As described above, in the hydraulic control device of the present invention, when the discharge amount of the hydraulic pump becomes close to the limit discharge amount and the discharge pressure becomes equal to or less than the predetermined value, the pressing member provided with the restriction valve is provided. Causes the spool to operate so as to limit the flow rate to the sub-actuator, suppresses the decrease in the amount of hydraulic oil supplied to the main actuator that you want to operate preferentially, and supplies a sufficient amount of hydraulic oil. The energy saving effect of the system integration can be satisfied, and the performance of multiple actuators can be prevented from decreasing at the same time. The discharge pressure is detected using the conventional pressure sensor, and the flow rate is controlled according to the detected value. The flow rate of the valve was controlled, and a throttle valve was installed in the hydraulic pipe to the sub-actuator to reduce the supply of hydraulic oil to the sub-actuator when the discharge pressure dropped.
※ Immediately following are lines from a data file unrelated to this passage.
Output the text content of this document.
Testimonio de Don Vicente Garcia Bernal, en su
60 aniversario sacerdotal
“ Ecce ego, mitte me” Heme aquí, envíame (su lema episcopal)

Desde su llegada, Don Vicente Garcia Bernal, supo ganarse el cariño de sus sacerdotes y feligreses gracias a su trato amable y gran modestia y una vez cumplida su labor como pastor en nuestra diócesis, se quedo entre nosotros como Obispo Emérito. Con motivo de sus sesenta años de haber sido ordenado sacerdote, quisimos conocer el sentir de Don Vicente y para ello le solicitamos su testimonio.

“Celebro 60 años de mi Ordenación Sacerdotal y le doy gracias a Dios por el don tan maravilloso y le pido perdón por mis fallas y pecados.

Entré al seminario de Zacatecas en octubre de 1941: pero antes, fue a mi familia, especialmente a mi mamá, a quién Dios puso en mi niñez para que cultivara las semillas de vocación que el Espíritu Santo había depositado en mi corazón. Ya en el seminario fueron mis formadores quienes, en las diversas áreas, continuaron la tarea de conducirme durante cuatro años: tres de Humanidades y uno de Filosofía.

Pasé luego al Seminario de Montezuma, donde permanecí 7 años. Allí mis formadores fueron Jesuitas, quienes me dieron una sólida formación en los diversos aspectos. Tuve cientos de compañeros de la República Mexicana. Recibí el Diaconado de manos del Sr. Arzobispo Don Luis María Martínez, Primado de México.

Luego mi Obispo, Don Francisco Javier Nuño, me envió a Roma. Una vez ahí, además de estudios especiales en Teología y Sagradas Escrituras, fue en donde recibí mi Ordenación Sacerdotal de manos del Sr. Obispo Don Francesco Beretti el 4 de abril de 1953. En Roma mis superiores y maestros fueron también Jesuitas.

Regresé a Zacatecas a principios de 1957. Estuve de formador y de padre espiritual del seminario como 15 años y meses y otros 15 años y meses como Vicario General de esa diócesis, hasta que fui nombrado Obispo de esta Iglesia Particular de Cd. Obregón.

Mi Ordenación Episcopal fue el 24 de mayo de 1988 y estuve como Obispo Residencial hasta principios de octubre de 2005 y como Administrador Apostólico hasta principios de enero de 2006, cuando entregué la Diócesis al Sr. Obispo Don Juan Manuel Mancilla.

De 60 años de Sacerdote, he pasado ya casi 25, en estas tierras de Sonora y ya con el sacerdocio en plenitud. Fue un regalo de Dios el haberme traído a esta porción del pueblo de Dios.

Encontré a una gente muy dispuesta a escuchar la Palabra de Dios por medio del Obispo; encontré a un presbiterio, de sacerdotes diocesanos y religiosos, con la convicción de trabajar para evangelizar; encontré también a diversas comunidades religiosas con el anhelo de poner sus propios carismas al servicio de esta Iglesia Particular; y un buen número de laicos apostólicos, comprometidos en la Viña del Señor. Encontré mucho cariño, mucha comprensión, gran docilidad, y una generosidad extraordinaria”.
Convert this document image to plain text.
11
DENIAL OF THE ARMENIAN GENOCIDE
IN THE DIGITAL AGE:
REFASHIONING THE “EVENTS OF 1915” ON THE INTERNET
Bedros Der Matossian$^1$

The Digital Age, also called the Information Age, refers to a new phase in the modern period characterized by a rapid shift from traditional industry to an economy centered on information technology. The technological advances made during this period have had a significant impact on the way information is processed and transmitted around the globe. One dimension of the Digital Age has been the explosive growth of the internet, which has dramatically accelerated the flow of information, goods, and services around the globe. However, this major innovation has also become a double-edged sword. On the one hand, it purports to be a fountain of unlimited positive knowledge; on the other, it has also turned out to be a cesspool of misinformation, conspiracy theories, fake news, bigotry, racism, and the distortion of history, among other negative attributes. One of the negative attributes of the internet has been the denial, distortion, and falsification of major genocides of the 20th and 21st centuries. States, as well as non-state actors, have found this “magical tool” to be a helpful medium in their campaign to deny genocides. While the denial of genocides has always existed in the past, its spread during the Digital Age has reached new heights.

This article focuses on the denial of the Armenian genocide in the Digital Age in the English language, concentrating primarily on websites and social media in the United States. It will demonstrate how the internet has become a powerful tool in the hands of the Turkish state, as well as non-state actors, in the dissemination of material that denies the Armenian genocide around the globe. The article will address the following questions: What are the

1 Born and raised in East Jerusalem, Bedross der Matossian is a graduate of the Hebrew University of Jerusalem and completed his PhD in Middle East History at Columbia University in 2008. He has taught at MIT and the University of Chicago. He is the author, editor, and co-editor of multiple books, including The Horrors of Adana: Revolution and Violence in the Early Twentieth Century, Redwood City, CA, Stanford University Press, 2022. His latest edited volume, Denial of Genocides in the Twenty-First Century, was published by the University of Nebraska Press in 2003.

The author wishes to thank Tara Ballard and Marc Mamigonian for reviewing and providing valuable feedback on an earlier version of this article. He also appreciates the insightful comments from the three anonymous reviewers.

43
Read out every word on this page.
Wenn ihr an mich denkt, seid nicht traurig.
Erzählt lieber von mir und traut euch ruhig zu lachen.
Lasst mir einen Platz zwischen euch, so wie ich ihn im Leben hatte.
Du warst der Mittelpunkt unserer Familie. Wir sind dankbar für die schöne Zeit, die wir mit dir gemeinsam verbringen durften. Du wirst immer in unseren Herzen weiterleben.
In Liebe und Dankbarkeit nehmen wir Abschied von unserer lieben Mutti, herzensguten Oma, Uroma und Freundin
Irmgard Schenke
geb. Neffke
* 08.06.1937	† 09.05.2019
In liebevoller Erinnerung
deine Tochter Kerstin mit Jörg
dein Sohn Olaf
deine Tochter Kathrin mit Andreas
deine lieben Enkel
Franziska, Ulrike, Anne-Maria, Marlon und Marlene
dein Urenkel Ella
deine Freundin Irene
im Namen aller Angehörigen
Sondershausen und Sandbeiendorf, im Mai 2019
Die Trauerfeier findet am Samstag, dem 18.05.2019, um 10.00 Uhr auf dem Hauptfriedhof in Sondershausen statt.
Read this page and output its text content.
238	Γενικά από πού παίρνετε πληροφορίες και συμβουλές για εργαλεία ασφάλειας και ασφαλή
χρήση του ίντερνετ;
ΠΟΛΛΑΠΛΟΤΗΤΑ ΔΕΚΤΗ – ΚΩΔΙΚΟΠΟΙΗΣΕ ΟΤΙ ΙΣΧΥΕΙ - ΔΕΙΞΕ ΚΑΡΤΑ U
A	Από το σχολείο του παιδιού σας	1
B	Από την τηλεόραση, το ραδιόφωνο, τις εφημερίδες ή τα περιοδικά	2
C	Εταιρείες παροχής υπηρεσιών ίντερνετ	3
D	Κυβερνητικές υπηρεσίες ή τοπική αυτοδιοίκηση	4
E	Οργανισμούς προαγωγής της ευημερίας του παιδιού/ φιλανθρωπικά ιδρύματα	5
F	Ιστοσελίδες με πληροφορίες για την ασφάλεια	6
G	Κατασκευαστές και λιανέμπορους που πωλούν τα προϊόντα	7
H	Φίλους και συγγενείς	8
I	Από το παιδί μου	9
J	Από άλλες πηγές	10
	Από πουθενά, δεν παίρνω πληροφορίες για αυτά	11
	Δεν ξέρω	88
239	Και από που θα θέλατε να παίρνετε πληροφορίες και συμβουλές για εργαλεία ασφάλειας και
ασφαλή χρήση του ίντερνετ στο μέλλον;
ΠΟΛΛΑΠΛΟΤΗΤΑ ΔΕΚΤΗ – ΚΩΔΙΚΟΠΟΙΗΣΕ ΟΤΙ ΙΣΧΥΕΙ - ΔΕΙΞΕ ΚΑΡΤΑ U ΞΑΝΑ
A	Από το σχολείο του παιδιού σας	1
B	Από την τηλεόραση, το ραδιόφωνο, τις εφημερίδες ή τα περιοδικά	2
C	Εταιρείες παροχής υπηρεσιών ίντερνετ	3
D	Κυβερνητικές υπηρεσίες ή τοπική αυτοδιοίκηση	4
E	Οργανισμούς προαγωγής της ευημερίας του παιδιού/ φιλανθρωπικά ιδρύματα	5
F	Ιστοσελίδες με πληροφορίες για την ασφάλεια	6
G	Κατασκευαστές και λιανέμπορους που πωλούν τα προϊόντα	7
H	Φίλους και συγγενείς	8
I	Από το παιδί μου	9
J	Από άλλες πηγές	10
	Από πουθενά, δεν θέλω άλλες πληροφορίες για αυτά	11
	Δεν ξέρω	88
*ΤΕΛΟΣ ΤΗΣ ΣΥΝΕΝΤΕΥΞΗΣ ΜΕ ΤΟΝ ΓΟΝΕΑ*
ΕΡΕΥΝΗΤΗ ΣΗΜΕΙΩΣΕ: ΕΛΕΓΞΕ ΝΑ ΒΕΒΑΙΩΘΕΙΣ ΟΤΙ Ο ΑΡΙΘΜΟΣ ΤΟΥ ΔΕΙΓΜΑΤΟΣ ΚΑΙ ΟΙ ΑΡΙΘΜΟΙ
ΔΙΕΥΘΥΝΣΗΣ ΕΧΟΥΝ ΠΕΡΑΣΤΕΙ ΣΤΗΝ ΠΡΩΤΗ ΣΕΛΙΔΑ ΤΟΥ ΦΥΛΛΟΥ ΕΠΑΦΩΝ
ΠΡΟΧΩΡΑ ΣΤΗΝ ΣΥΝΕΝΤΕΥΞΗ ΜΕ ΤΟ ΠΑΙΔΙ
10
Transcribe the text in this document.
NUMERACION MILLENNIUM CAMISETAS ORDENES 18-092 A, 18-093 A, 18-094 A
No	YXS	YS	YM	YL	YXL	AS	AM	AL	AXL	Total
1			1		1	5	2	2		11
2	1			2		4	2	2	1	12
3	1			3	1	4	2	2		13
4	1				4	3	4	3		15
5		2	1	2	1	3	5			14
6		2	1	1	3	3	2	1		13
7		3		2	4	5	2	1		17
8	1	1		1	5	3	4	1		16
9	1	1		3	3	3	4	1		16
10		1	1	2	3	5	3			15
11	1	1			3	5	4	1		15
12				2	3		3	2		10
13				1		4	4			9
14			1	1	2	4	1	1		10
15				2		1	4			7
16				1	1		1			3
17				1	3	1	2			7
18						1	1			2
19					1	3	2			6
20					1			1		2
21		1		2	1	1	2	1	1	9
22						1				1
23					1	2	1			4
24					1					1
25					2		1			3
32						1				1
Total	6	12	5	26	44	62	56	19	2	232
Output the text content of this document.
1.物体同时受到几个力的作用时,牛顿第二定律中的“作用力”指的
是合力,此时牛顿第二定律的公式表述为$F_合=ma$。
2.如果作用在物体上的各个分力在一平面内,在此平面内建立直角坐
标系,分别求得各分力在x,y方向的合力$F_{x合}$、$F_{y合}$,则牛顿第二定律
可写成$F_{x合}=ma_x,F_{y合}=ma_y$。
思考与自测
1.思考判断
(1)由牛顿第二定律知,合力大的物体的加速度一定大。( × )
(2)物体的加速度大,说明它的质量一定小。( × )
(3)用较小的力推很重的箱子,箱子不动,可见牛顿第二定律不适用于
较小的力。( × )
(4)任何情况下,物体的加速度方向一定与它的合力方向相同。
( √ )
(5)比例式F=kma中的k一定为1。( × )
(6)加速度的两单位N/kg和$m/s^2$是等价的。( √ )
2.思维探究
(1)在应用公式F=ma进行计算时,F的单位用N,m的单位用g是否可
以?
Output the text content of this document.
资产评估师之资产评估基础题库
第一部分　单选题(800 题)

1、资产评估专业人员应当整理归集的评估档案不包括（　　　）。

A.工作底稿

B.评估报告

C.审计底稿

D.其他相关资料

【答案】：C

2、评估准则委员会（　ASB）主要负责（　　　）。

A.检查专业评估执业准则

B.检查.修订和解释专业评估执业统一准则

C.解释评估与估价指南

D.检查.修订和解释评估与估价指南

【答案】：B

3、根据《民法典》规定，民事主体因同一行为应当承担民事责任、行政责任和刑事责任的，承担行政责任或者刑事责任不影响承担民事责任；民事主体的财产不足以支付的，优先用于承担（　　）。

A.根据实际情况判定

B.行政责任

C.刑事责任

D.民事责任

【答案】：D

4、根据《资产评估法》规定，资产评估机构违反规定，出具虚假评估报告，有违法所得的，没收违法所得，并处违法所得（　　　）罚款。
It reduces the cost compared to, it is possible to improve the space efficiency and mounting workability.

[Brief description of drawings]

FIG. 1 is a configuration diagram of a vehicle hydraulic control device that is an embodiment of the present invention.

FIG. 2 is an enlarged sectional view of the flow control valve shown in FIG.

FIG. 3 is a graph showing a relationship between a discharge pressure P and a discharge flow rate Q.

FIG. 4 is a configuration diagram of a conventional vehicle hydraulic control device.

[Explanation of symbols]

1 ... Variable displacement pump (hydraulic pump), 2 ... Cooling fan hydraulic motor (auxiliary actuator), 5a to 5d ... Hydraulic suspension actuator (main actuator), 8 ... Flow control valve, 15 ... Spool, 19 ... Limit Valve, 47 ... Piston (pressing member).

Claims (1)

[Claims] 1. A hydraulic pump for supplying hydraulic oil, a main actuator and a sub-actuator driven by the hydraulic oil distributed from the hydraulic pump, and a hydraulic pump provided between the hydraulic pump and the sub-actuator. A hydraulic control device comprising: a flow rate control valve having a spool for changing a flow rate of hydraulic oil supplied to the sub-actuator; a hydraulic pressure control device including a pressing member for exerting a hydraulic pump discharge pressure, the discharge pressure being lower than a predetermined value. The hydraulic control device is characterized in that a pressing valve is provided with a limiting valve that operates the spool in a direction to reduce the flow rate of the supply to the sub-actuator.